217.7404-3 Definitization schedule.
(a) The definitization schedule shall contain, at a minimum: The due date for the qualifying proposal, date negotiations begin, and target date for definitization.
(S-90) Calendars. To assist in tracking the timely definitization of UCAs, the KO shall send an email with the target definitization date to the Chief of PL21 and to the PSD Front Office (with copy to the CoCO) to annotate the date on the PL21 and HCA’s calendar.
(b)(S-90) Timely Qualifying Proposal. If the qualifying proposal is not received by the date specified in the definitization schedule, the KO shall coordinate with the CoCO and HCO to notify the HCA (by email) providing the following information:
Reasons qualifying proposal was not received;
Steps that will be taken to obtain qualifying proposal within 60 days or less; and,
Whether or not payments will be withheld.

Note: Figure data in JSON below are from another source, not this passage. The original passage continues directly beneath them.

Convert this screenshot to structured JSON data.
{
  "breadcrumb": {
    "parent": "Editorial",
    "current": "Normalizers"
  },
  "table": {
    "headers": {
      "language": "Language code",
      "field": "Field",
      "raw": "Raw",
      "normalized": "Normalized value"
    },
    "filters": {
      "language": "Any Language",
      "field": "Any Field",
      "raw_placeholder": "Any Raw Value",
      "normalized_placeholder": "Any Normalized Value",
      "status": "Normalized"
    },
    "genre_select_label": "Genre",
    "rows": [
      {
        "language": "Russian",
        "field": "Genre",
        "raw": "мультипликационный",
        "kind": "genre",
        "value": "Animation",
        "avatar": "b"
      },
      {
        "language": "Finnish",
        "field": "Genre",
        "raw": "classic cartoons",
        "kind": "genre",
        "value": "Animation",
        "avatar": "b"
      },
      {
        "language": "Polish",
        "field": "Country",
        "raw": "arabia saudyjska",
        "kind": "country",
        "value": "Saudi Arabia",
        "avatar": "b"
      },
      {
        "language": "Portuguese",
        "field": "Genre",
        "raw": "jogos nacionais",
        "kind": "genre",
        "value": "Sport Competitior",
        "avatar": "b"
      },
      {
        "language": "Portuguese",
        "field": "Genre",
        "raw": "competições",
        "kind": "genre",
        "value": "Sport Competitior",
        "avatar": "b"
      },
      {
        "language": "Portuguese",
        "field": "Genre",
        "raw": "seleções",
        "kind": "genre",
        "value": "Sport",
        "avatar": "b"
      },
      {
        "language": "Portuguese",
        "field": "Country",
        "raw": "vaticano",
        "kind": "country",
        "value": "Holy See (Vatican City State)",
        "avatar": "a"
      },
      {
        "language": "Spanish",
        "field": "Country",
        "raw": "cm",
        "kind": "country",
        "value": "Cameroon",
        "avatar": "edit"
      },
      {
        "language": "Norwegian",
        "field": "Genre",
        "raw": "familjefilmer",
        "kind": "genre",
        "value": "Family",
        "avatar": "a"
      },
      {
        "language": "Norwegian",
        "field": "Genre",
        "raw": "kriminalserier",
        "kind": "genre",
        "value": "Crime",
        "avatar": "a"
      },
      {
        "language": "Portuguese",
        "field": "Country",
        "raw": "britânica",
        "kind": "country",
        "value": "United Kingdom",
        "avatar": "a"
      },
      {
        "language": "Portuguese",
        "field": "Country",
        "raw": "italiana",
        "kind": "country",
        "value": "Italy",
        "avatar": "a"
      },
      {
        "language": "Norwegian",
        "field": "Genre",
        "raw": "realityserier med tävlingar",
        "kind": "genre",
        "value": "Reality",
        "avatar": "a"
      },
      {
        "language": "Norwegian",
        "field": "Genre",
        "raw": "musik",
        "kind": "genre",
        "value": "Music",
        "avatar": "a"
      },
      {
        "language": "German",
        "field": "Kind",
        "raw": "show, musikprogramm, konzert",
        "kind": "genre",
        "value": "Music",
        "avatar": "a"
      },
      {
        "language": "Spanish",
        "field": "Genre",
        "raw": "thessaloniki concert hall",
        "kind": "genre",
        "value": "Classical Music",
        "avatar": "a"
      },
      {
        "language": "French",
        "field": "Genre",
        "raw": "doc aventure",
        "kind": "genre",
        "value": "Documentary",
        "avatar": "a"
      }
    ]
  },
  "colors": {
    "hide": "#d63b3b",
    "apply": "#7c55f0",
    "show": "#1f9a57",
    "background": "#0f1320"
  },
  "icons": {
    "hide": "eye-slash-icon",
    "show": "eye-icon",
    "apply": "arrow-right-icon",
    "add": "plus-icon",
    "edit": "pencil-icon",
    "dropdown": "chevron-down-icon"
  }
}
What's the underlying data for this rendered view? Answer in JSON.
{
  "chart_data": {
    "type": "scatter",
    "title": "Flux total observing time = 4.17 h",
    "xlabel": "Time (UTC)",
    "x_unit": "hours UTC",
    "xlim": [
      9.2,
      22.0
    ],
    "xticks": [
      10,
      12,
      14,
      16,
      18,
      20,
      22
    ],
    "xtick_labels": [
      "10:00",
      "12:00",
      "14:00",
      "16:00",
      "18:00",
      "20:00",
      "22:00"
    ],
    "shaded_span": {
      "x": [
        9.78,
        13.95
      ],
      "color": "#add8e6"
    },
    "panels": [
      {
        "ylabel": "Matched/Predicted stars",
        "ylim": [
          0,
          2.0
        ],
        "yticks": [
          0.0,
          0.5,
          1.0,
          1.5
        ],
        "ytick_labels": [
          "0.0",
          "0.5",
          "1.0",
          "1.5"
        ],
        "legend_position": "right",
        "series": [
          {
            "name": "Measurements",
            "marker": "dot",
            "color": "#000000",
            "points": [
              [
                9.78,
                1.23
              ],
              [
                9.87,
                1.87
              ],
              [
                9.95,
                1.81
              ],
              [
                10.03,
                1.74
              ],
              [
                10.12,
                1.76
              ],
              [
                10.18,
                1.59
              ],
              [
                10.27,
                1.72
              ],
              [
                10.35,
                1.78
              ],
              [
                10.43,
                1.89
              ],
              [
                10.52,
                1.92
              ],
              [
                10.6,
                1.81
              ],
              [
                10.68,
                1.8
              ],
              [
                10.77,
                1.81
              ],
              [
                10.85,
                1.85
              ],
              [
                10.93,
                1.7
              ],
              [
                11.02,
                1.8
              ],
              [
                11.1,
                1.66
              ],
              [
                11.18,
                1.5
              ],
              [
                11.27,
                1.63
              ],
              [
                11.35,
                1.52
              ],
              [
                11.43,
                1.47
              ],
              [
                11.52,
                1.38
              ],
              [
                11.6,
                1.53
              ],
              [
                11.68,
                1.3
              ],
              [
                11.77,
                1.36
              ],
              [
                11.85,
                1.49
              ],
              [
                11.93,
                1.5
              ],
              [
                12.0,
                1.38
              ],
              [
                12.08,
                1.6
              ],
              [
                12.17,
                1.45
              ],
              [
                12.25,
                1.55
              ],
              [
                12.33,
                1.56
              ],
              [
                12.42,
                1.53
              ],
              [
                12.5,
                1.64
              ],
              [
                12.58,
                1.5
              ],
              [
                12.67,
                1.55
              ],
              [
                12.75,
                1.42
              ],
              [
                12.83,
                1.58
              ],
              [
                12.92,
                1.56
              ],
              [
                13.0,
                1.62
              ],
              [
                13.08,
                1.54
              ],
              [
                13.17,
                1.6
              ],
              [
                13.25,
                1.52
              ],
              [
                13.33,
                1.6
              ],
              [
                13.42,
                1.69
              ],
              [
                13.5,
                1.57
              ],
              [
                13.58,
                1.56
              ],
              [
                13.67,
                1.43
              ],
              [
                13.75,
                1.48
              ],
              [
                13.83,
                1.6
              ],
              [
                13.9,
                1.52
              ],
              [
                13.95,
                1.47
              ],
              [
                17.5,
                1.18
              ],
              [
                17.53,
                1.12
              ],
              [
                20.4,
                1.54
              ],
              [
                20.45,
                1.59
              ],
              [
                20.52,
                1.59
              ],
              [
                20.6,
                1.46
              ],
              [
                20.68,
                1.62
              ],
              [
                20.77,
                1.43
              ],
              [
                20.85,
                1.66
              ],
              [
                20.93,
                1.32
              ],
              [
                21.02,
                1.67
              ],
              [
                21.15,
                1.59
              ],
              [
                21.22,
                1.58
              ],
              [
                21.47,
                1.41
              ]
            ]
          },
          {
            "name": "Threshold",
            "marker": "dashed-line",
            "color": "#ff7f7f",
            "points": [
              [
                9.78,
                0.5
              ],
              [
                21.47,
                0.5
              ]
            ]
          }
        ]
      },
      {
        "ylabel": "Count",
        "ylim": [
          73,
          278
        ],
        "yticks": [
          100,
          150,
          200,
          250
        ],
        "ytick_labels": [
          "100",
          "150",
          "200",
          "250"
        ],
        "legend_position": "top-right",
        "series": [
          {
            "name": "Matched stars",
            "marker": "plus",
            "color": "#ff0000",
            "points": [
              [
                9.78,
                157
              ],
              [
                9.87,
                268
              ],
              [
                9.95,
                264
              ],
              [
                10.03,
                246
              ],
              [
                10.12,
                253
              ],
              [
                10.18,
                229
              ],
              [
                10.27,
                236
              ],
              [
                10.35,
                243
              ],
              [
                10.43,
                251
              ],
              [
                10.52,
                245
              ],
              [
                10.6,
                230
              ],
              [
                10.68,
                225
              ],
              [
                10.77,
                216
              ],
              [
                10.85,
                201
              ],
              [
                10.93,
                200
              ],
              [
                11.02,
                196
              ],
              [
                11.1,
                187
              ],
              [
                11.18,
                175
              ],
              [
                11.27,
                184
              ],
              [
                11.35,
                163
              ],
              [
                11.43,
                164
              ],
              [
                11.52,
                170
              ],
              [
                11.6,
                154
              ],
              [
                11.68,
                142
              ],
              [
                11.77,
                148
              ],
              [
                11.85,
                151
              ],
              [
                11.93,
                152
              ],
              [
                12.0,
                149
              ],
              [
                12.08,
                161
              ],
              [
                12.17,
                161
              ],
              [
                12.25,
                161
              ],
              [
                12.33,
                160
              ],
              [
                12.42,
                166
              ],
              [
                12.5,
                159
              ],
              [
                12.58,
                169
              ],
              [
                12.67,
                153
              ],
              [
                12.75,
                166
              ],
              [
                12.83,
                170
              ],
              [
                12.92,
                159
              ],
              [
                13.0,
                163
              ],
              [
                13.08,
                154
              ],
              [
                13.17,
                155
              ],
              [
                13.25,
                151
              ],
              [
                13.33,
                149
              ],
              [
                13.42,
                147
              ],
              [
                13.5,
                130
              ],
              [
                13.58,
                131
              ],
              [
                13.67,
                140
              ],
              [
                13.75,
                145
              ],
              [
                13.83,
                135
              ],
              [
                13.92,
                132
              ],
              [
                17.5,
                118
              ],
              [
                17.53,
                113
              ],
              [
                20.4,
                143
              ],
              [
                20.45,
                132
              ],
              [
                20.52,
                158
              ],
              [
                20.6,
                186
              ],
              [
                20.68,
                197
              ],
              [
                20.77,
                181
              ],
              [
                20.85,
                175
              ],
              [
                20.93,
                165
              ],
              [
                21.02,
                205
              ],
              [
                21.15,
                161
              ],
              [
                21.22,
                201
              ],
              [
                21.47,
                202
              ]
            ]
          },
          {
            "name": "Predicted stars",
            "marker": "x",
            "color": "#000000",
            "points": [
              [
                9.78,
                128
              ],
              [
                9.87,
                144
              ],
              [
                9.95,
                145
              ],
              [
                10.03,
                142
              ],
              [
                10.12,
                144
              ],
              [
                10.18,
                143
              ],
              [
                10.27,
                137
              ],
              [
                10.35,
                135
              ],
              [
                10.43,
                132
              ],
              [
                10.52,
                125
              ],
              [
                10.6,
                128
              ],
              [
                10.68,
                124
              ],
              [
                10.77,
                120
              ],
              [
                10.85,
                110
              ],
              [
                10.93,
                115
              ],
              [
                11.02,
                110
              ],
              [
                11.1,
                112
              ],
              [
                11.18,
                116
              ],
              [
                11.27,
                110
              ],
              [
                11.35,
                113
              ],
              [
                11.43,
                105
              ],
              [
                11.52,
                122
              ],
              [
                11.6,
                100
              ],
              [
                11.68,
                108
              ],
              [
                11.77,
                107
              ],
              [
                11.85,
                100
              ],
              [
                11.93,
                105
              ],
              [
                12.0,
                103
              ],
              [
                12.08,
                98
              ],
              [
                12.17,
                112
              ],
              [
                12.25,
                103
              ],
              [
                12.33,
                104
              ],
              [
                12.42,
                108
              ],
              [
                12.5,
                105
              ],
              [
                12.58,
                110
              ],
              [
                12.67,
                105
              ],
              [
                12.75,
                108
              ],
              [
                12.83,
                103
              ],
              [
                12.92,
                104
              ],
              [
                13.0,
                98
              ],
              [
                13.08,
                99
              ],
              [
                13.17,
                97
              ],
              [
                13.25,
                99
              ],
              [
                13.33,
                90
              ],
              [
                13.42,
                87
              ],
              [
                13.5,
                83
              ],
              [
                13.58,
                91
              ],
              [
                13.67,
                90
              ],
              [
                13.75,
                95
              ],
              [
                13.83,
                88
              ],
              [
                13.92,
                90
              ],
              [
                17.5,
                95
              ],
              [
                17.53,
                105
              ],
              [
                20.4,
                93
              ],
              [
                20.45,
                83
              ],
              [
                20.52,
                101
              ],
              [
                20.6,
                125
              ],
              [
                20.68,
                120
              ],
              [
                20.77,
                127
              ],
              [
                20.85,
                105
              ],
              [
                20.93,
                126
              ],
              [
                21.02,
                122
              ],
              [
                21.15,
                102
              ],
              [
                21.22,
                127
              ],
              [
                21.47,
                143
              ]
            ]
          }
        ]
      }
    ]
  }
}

217.7405 Plans and reports.
(S-90) Processing. The PL2 Contract Policy & Operations Division will track the processing of UCAs from providing a UCA Tracking Number to reviewing the final negotiated agreement, at all dollar values. UCAs valued at greater than $5M will be reported to the Director, Defense Pricing and Contracting (see DFARS 217.7405 & DFARS PGI 217.7405) in accordance with the DISA Consolidated UCA Management Plan. Contract data shall be maintained in the format required by the spreadsheet referenced in DFARS PGI 217.7405(2)(ii). PL2 will track approval of the UCA by the HCA, and upon approval, retain a copy of the approved UCA Request for Approval and the UCA D&Fs to complete the bi-annual report.
(S-91) Review. The contracting officer shall obtain a review of the proposed profit/fee from PL842, Cost and Pricing Branch . A UCA Tracking Number shall be obtained from PL21, Contract Policy Branch . A compliance review of the final negotiated agreement shall be obtained from the PL22, Contract Operations Branch prior to definitization.
(S-92) Management Plan (D&F). All UCAs are required to adhere to the ‘Consolidated UCA Management Plan’ required by DFARS PGI 217.7405(2)(i). Before entering into any UCA, Contracting Officers shall obtain HCA approval (see DARS 217.7404-1). Prior to definitization, Contracting Officers shall satisfy the requirements of the UCA Management Plan by executing a D&F for HCA approval, (which shall be maintained in the contract file. The D&F template is located in DARS PGI 217.7405(S-91).
SUBPART 17.91 — PRODUCT LOAN AGREEMENTS
Product Loan Agreement is a convenient vehicle for the Government to test and evaluate commercial and developmental items for a specified period of time. The Agreement allows the Government to use the product(s) on a no-cost basis for demonstration, testing, and assessing various product(s) in the marketplace.
(a) The cognizant requirements office develops and initiates the Product Loan Agreement (PLA) using the instructions and automated application available at: https://cmis.disa.mil/facilities/vendorloan/vendorloan.cfm .
(b) The contracting officer is the only individual authorized to enter into, administer, and terminate Product Loan Agreements on behalf of the Government. Unauthorized signatures on Product Loan Agreements may result in Anti-Deficiency Act violations.